Three years and $12 million later the reconstruction is the second largest single project for St. Louis County.

It is now completely open to traffic.

“This highway that we’re going by is going to be safer,” Representative Mary Murphy (DFL) Hermantown said. “We at least know now which lane we’re supposed to be in.”

One point five miles of County State Aid Highway was rebuilt, the road was widened for safer parking and a sidewalk was added.

“It makes a real nice connection between the neighborhoods in West Duluth up to Skyline,” said Foldesi.

At 183 feet, a record breaking concrete bridge now crosses Keene Creek replacing a flood damaged culvert.

“The bridge that’s along here is the largest single span bridge in the state of Minnesota,” said Dahlberg.

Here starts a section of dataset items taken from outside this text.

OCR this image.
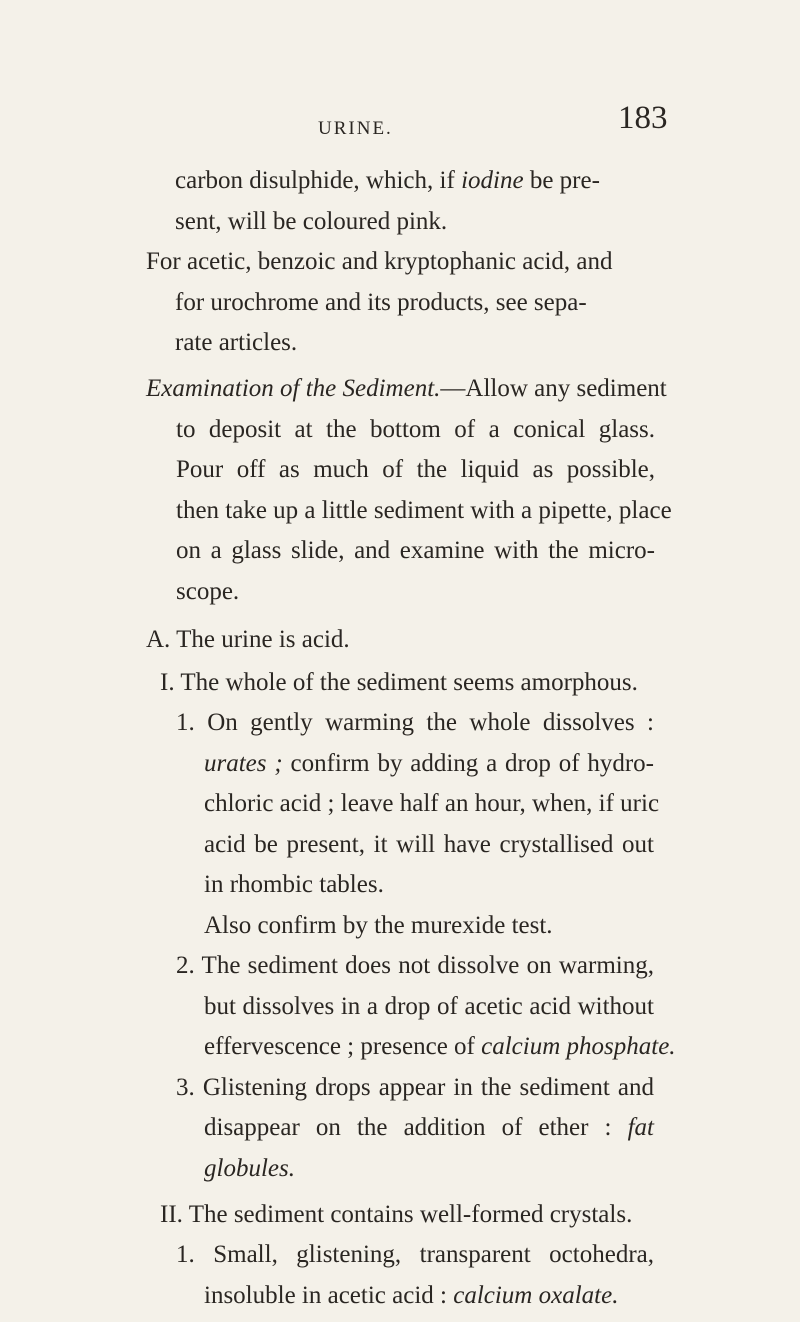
URINE.	183
carbon disulphide, which, if iodine be pre-
sent, will be coloured pink.
For acetic, benzoic and kryptophanic acid, and
for urochrome and its products, see sepa-
rate articles.
Examination of the Sediment.—Allow any sediment
to deposit at the bottom of a conical glass.
Pour off as much of the liquid as possible,
then take up a little sediment with a pipette, place
on a glass slide, and examine with the micro-
scope.
A. The urine is acid.
I. The whole of the sediment seems amorphous.
1. On gently warming the whole dissolves :
urates ; confirm by adding a drop of hydro-
chloric acid ; leave half an hour, when, if uric
acid be present, it will have crystallised out
in rhombic tables.
Also confirm by the murexide test.
2. The sediment does not dissolve on warming,
but dissolves in a drop of acetic acid without
effervescence ; presence of calcium phosphate.
3. Glistening drops appear in the sediment and
disappear on the addition of ether : fat
globules.
II. The sediment contains well-formed crystals.
1. Small, glistening, transparent octohedra,
insoluble in acetic acid : calcium oxalate.
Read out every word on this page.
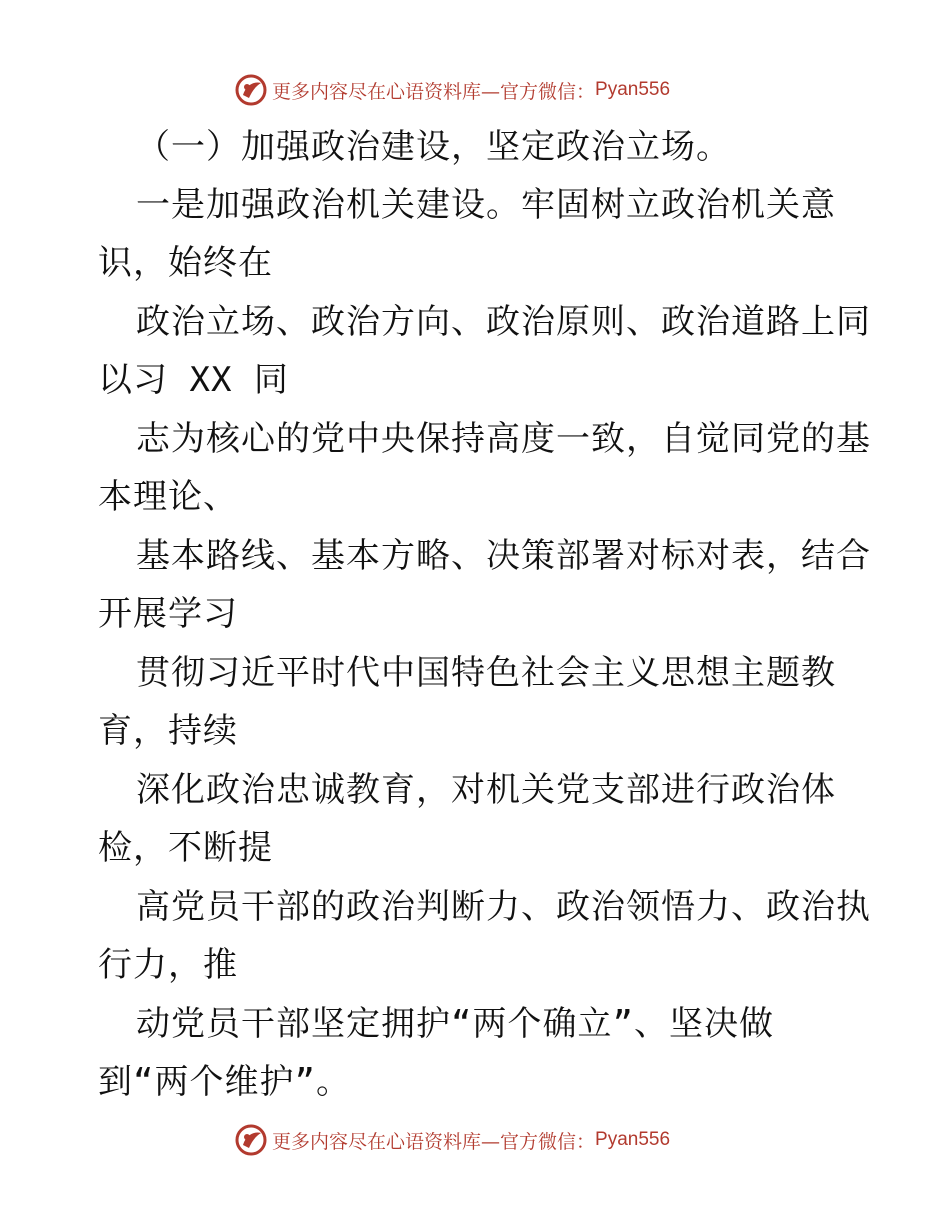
更多内容尽在心语资料库—官方微信： Pyan556
（一）加强政治建设，坚定政治立场。
一是加强政治机关建设。牢固树立政治机关意
识，始终在
政治立场、政治方向、政治原则、政治道路上同
以习 XX 同
志为核心的党中央保持高度一致，自觉同党的基
本理论、
基本路线、基本方略、决策部署对标对表，结合
开展学习
贯彻习近平时代中国特色社会主义思想主题教
育，持续
深化政治忠诚教育，对机关党支部进行政治体
检，不断提
高党员干部的政治判断力、政治领悟力、政治执
行力，推
动党员干部坚定拥护“两个确立”、坚决做
到“两个维护”。
更多内容尽在心语资料库—官方微信： Pyan556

Underneath the bridge accommodations for the Superior Hiking Trail were added along with a new trail access parking lot.

“We saw online that it was open and we decided to come up here and check it out,” mountain biker Alyssa Lommel said.

Including the Highland Street project crews repaired 843 sites that were damaged by the flood throughout St. Louis County.

“Hundreds of culverts were replaced and hundreds of wash outs were repaired, bridges were replaced,” said Foldesi.

Repairs are complete but there is still work needing to be done.

“We continue to learn from our experience and are working to minimize the chance of future devastation,” said Foldesi.

Project officials say they are working with a number of agencies to identify weaknesses in infrastructure and watersheds.

Reconstruction for both Haines Road and Highland Street were the highest profile flood projects, taking up $25 of the $50 million spent on repairs.